That is, I'm going to say something other than "see Redline immediately, it's great." Mind, that statement still stands.
Last weekend I invited about a lot of friends of mine out to see Redline, which is running in New York City as we speak (dub, probably projected off a Blu-Ray), go see it right now before it's gone! Everybody in attendance loved it. I don't think enjoying the movie is an "anime fan" or a "not anime fan" issue, I think it's a matter of whether you like to be entertained and you don't mind if your entertainment isn't too serious.
And I want to draw a line here. "Not too serious" doesn't mean "not too good". A lot of people have seen Redline's breezy attitude and beautiful visuals and gotten the impression that the movie's some shallow light show and that its story isn't worth telling. That couldn't be further from the truth.
The theatrical showing marks the third time I've watched this movie in its entirety. Though I wouldn't maniacally drive myself to watch Redline over and over again, it hasn't gotten old for me at all. The movie is so alive, so densely packed with character and world-building detail, and none of it is directly spelled out. Really take this movie in. Look all over the frame. You'll find things. They've built a universe here. It's a universe gone completely mad, but that's my style anyway.
It's not unusual for anime to have large amounts of backstory, but what's unusual about Redline compared to its peers is that the storytelling is almost all visual. This is an especially sharp contrast because ironically, anime does a lot of telling rather than showing. It's just always much cheaper, especially in animation, to say what happens than to show it happening. Think about it in Durarara!! when they go to those chatrooms, or anything in Fate/Zero, really. And this isn't just in novel adaptations: look at how shonen anime love to explain the mechanics of the battle taking place-- be it a battle between ninja, cars, or spinning tops-- in technical terms. We could talk about all the different examples for hours, but then we would be anime exposition characters.
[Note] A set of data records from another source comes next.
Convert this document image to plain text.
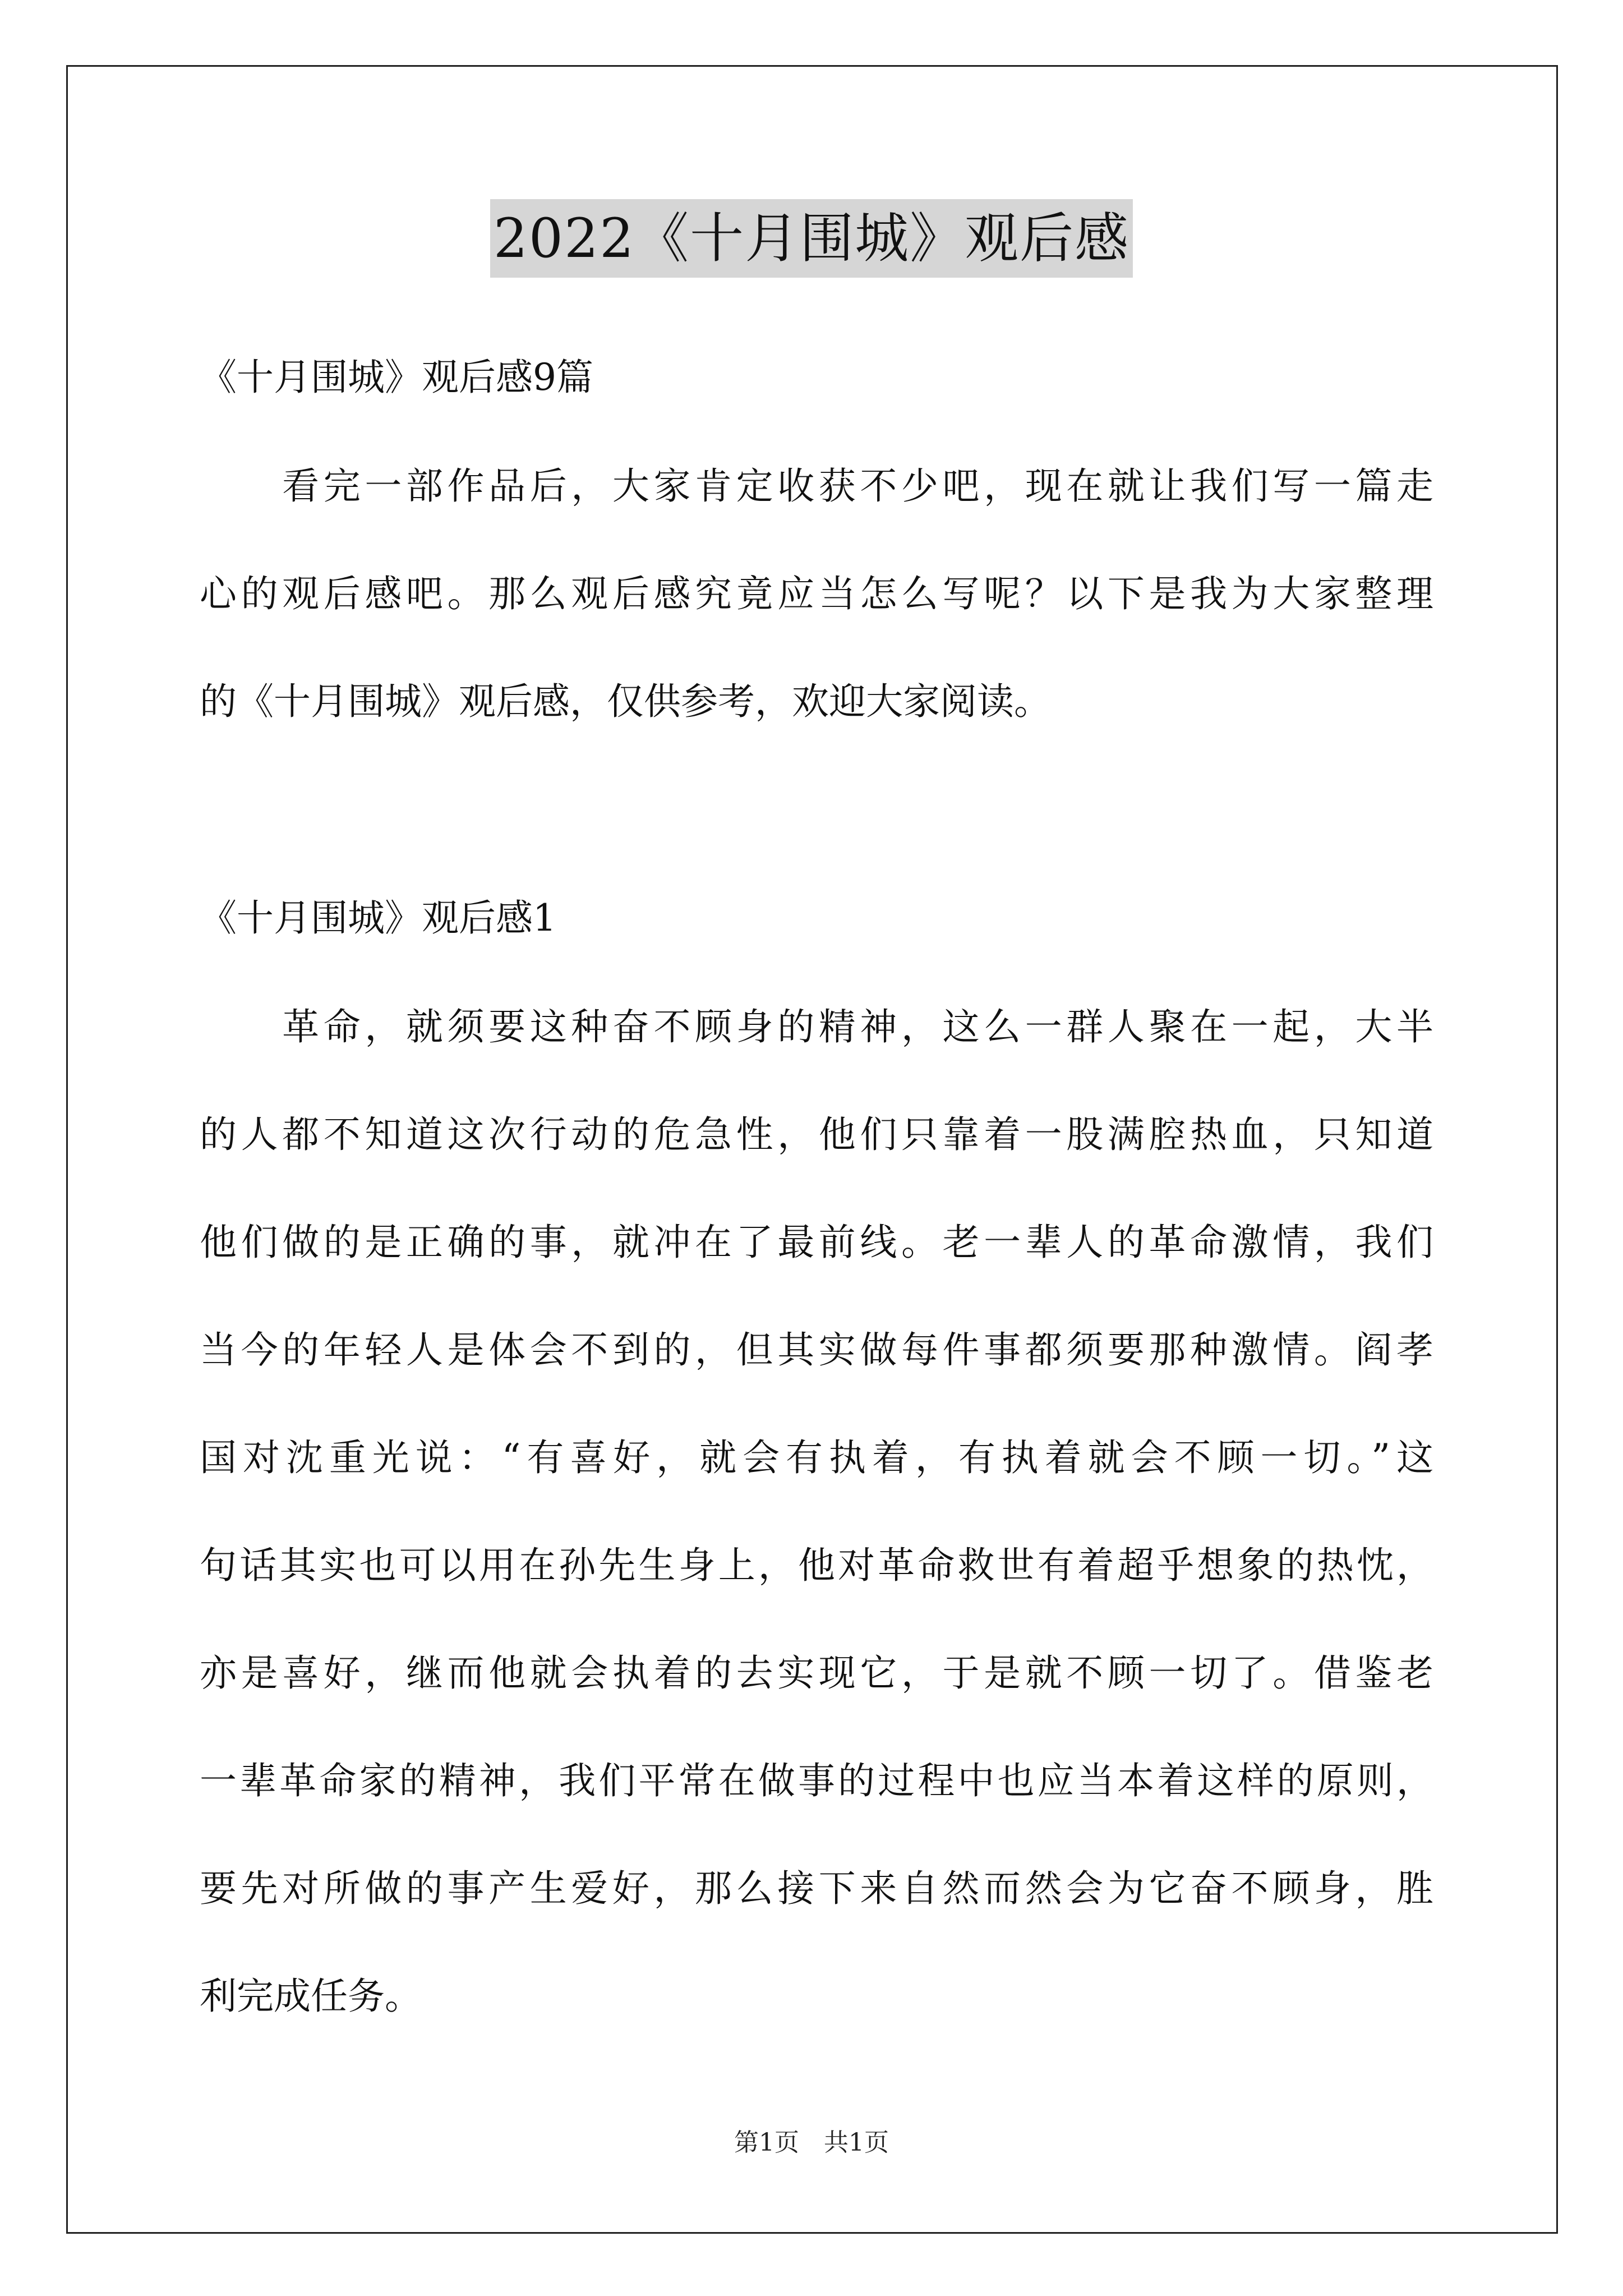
2022《十月围城》观后感
《十月围城》观后感9篇
　　看完一部作品后，大家肯定收获不少吧，现在就让我们写一篇走
心的观后感吧。那么观后感究竟应当怎么写呢？以下是我为大家整理
的《十月围城》观后感，仅供参考，欢迎大家阅读。
《十月围城》观后感1
　　革命，就须要这种奋不顾身的精神，这么一群人聚在一起，大半
的人都不知道这次行动的危急性，他们只靠着一股满腔热血，只知道
他们做的是正确的事，就冲在了最前线。老一辈人的革命激情，我们
当今的年轻人是体会不到的，但其实做每件事都须要那种激情。阎孝
国对沈重光说：“有喜好，就会有执着，有执着就会不顾一切。”这
句话其实也可以用在孙先生身上，他对革命救世有着超乎想象的热忱，
亦是喜好，继而他就会执着的去实现它，于是就不顾一切了。借鉴老
一辈革命家的精神，我们平常在做事的过程中也应当本着这样的原则，
要先对所做的事产生爱好，那么接下来自然而然会为它奋不顾身，胜
利完成任务。
第1页　共1页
What I'm saying is that Redline, contrary to many reports, has quite a complex universe and fleshed-out principal characters: it just tells us the things we need to know and quietly shows us much of the rest. It hides away points in the background at blink-and-you-miss-it moments that an anime TV series would spend two or three episodes on. This movie offers you so much in every department that you're not even going to see it all in a single viewing. In the conversations online I've seen a lot of anime fans come to Redline looking down on it, leave looking down on it, and that's their loss. Don't miss out yourself: if you can't see it in a theater, the Blu-Ray is out in a week or two. Enjoy.